Für Tommy hatte sie extra eine Flasche Gewürzessig besorgen lassen und obwohl es den Koch vermutlich jedes Mal schüttelte, träufelte er den Essig gehorsam über die Fries, wenn Stella ‚Cheese Menü Essig’ bestellte.
„Wenn das Menü aus Versehen jemand anderes auf den Tisch bekommt, verlier ich meine Kundschaft“, sagte Stella, schnipste mit dem Zeigefinger das Fähnchen an, „die würden denken, man würde sie vergiften wollen.“
„Gibt schlimmeres“, sagte Tommy.
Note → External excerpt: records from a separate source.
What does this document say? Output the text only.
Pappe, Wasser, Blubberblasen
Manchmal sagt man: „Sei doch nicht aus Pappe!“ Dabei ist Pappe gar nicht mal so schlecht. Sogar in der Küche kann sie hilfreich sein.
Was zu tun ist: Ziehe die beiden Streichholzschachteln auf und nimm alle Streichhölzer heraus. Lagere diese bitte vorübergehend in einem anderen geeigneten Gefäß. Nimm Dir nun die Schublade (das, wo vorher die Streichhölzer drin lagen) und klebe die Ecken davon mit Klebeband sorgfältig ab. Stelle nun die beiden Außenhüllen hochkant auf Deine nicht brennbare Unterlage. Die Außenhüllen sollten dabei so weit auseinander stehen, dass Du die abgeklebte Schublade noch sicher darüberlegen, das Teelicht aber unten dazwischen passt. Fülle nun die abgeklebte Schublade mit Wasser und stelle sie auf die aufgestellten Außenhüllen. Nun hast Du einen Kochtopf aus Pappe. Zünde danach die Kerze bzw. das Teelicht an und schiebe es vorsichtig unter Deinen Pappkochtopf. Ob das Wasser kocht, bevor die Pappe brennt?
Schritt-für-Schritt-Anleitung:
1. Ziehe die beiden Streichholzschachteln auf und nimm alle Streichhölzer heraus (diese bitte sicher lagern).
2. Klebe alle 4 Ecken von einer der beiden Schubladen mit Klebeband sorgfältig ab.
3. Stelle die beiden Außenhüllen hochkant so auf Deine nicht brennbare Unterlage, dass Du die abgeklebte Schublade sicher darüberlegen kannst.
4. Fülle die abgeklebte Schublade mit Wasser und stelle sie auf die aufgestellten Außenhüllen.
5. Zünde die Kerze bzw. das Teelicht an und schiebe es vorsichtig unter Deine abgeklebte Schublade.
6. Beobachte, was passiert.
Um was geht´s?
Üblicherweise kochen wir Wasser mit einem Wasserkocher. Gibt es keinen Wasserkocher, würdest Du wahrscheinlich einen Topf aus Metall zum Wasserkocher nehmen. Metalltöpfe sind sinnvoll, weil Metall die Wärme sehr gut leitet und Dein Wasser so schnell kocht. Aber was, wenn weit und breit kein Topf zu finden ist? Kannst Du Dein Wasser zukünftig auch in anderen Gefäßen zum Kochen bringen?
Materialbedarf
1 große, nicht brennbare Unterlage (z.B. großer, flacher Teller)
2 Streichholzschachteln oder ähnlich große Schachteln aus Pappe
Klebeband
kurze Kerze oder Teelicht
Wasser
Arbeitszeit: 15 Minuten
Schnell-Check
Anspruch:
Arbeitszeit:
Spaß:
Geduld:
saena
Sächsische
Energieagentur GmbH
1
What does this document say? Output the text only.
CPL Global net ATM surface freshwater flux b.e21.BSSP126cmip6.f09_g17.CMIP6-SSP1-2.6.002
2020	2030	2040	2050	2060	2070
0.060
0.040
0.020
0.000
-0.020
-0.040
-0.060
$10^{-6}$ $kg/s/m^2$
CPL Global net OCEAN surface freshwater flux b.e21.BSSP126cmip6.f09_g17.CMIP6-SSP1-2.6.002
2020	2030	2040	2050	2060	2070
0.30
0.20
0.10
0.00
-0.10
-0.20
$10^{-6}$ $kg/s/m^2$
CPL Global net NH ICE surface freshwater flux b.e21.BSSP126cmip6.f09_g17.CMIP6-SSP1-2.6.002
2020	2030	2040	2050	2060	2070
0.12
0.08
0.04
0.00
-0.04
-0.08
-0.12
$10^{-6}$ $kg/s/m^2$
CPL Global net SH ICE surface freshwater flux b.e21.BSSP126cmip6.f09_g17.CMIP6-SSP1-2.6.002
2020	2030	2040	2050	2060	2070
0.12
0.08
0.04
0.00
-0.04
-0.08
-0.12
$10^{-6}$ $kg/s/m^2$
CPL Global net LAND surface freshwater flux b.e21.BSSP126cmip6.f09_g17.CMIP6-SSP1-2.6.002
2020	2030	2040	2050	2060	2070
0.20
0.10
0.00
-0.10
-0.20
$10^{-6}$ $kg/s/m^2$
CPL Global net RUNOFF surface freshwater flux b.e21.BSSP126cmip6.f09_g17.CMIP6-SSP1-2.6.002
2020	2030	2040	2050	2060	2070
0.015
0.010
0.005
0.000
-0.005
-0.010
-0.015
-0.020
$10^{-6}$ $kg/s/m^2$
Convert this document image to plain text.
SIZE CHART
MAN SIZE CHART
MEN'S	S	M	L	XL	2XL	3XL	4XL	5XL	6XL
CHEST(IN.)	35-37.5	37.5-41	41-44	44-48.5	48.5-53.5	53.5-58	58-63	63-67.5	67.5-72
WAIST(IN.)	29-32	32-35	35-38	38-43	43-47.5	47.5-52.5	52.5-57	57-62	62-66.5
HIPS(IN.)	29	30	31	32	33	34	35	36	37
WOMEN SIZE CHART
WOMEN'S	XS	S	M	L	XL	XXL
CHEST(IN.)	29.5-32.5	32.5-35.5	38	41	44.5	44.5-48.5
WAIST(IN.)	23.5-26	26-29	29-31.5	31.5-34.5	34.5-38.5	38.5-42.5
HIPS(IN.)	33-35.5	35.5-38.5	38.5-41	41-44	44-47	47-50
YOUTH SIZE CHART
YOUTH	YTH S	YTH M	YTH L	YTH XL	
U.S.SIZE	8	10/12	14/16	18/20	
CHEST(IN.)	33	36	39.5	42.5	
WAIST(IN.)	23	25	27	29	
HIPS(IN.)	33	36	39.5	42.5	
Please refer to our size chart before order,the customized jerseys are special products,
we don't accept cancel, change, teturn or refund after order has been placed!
Fries mit Essig waren eine der wenigen Dinge, die ihn an zu Hause erinnerten, neben dem Tee und dem Stew und den Nachrichten auf BBC.
Als Stella einen der anderen Tische abräumte, murmelte Douglas durch seinen Burger hindurch: „Vor zwei Wochen haben wir ihren Ex-Mann verhaftet. Hat sich in der Bar geprügelt und dabei zwei Schneidezähne verloren. Er war stockbesoffen, aber er konnte uns noch zum Teufel wünschen und uns anbrüllen, wir sollen seine Zähne suchen. Die könnte man wieder einsetzen, wenn man schnell genug zum Zahnarzt kam.“
„Davon hab ich noch nie etwas gehört.“
„Das hat Blake auch gesagt. Er hat ihn in den Wagen gedrückt und zurück geschrieen: ‚Das funktioniert nur bei Kindern, du besoffenes stinkendes Riesenarschloch. Du fährst in den Knast und bestimmt nicht zu deinem verfickten Fressleistenklempner.’“
„Ouh“, machte Tommy, pfiff beeindruckt, „wer hätte gedacht, dass Blake so einfallsreich fluchen kann.“
„Nicht nur das“, sagte Douglas. In seiner Stimme schwang unverhohlene Abneigung gegen seinen Chef mit, die er unterdrückt hätte, wenn sie ihm bewusst gewesen wäre. Er war eine ehrliche Haut, der Konflikten aus dem Weg ging und sich lieber um die Pflege seiner Muskeln kümmerte. Tommy erinnerte sich daran, dass Lea etwas Negatives über Blake gesagt hatte, wollte es aber vor Douglas nicht wiederholen.
Sie hätten ihre sporadischen Treffen auch in einer der gemütlichen Bars machen können, bei mehr als einem Liter Bier für Douglas und Rootbeer für Tommy, aber Douglas wollte es Tommy nicht antun, inmitten von Betrunkenen zu sitzen und nüchtern bleiben zu müssen. Sie hatten über Tommys Problem lange gesprochen und sich dazu entschieden, im Diner zu bleiben, obwohl Douglas mit dieser Situation offensichtlich mehr Probleme hatte als Tommy.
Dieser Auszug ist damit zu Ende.